Ponzi opened for business in December 1919, and soon the first few customers began trickling in. There was no need for advertising; word of mouth sufficed. In February 1920, he took in $5,290; in April, more than $140,000; in May, more than $440,000; in June, more than $2.5 million; and in July, nearly $6.5 million -- this at a time when the president of Harvard earned $6,000 a year. In seven months, 30,000 people had entrusted Ponzi with almost $10 million of their money. He was a wealthy man -- that is, if you didn't count the $15 million he owed them.”

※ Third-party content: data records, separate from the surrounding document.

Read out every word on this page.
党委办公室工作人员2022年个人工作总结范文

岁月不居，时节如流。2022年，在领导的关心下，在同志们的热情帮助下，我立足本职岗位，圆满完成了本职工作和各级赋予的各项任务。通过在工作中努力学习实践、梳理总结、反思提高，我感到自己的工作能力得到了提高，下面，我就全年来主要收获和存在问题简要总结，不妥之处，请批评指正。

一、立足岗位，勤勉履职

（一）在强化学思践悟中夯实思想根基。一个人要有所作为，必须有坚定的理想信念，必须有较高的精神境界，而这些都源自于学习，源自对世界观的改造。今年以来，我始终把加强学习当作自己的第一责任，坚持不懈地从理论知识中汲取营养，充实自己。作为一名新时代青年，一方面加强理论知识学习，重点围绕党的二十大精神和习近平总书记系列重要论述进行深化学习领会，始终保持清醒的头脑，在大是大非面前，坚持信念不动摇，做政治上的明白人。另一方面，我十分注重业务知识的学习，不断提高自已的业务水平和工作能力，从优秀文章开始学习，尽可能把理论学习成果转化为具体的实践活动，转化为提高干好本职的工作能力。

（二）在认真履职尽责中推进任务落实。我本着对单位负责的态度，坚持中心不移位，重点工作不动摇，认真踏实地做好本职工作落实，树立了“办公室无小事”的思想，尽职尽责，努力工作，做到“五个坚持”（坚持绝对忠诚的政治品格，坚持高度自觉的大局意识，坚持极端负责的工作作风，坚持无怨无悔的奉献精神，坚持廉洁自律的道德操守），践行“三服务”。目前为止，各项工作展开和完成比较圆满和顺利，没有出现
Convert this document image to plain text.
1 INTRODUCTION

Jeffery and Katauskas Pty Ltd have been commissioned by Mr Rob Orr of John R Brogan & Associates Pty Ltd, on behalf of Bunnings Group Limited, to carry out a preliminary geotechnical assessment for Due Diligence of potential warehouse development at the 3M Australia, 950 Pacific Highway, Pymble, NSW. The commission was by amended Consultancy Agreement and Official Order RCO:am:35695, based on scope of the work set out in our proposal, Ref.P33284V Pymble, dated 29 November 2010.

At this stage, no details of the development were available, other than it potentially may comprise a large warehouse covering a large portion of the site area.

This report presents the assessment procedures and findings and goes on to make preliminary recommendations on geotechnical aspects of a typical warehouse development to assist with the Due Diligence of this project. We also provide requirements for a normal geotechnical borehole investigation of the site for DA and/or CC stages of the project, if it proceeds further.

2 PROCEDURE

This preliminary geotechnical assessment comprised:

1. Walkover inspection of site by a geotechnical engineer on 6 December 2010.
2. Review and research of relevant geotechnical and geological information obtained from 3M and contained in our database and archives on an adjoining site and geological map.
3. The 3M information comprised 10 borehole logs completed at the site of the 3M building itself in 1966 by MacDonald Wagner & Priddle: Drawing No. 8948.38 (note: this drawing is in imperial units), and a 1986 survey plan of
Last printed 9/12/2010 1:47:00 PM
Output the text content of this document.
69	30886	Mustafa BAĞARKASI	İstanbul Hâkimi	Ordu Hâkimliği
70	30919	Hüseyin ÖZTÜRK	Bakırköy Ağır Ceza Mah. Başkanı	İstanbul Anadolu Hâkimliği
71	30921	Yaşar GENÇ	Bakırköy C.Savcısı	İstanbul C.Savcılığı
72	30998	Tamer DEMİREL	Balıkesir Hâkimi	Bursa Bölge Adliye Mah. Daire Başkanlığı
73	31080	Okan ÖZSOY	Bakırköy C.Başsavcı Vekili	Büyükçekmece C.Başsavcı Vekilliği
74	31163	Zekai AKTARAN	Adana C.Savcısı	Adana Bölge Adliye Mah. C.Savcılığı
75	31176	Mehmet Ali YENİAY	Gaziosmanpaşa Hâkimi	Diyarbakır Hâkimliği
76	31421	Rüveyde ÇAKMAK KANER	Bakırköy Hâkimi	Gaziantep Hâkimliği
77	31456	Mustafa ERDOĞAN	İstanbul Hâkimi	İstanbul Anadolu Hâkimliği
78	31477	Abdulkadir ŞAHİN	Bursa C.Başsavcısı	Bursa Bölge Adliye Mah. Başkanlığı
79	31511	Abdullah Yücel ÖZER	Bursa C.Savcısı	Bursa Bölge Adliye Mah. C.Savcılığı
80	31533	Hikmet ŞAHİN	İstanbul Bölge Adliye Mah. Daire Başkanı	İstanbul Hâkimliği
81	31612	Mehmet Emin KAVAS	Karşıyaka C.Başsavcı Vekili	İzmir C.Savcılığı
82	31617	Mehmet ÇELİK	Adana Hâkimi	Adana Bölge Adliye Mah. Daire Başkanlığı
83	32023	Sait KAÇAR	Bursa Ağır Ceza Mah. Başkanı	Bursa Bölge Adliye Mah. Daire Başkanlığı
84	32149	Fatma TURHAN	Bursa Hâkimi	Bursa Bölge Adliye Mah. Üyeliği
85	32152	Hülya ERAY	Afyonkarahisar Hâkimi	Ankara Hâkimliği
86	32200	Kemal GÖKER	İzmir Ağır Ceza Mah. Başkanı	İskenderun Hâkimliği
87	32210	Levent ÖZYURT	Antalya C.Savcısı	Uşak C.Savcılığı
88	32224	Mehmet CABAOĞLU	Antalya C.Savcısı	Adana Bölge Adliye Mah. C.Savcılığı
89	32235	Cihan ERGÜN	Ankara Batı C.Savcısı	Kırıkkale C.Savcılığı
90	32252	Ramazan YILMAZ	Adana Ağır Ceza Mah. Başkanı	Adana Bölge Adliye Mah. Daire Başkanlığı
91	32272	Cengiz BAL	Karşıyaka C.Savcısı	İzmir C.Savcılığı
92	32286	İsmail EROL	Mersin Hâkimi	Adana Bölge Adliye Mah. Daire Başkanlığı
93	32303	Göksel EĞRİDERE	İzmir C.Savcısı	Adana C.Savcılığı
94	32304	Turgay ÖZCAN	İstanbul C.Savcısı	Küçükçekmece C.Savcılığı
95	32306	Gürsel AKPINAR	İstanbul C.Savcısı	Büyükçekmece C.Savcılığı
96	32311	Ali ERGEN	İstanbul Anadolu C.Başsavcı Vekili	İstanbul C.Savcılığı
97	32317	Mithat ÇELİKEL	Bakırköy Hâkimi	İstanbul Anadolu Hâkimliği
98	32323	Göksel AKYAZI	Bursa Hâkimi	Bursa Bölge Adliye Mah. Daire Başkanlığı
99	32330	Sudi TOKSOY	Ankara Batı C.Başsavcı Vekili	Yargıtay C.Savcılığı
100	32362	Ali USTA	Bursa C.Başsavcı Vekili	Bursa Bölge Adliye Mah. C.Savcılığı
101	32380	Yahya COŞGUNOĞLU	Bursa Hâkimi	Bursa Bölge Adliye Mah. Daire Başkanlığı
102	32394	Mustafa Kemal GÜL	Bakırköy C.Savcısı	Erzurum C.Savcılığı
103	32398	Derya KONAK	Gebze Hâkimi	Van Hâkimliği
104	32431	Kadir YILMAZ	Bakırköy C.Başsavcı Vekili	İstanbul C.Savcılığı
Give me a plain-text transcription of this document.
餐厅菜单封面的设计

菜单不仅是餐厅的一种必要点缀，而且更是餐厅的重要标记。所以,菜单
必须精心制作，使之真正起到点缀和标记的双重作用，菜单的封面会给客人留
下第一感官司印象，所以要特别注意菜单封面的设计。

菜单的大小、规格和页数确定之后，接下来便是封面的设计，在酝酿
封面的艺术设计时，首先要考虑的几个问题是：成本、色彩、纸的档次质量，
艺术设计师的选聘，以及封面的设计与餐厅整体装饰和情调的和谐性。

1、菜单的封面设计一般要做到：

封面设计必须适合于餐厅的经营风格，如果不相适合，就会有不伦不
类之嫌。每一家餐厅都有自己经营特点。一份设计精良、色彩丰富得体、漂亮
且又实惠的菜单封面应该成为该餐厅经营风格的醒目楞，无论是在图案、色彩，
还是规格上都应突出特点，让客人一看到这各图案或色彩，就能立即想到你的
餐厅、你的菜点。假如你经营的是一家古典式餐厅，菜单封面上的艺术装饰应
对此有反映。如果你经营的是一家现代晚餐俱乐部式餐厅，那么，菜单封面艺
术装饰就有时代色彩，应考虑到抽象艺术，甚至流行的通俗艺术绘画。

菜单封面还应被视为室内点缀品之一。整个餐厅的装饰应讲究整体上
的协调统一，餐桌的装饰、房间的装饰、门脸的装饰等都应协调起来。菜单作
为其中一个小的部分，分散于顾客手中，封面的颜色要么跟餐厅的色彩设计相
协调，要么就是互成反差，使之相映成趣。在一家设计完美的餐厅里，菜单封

Ponzi promised his marks a return of 50 percent within 45 days! They caught him in 1920. He was convicted, served time in American prisons and in 1934 was deported to Italy, dead broke. Ponzi died in the charity ward of a hospital in Brazil in 1949. He was 66 and was still flat broke. You can investigate the precise details of his original Ponzi scheme by looking up on the internet any lengthy review of Mitchell Zuckoff’s book, Ponzi’s Scheme: The True Story of a Financial Legend.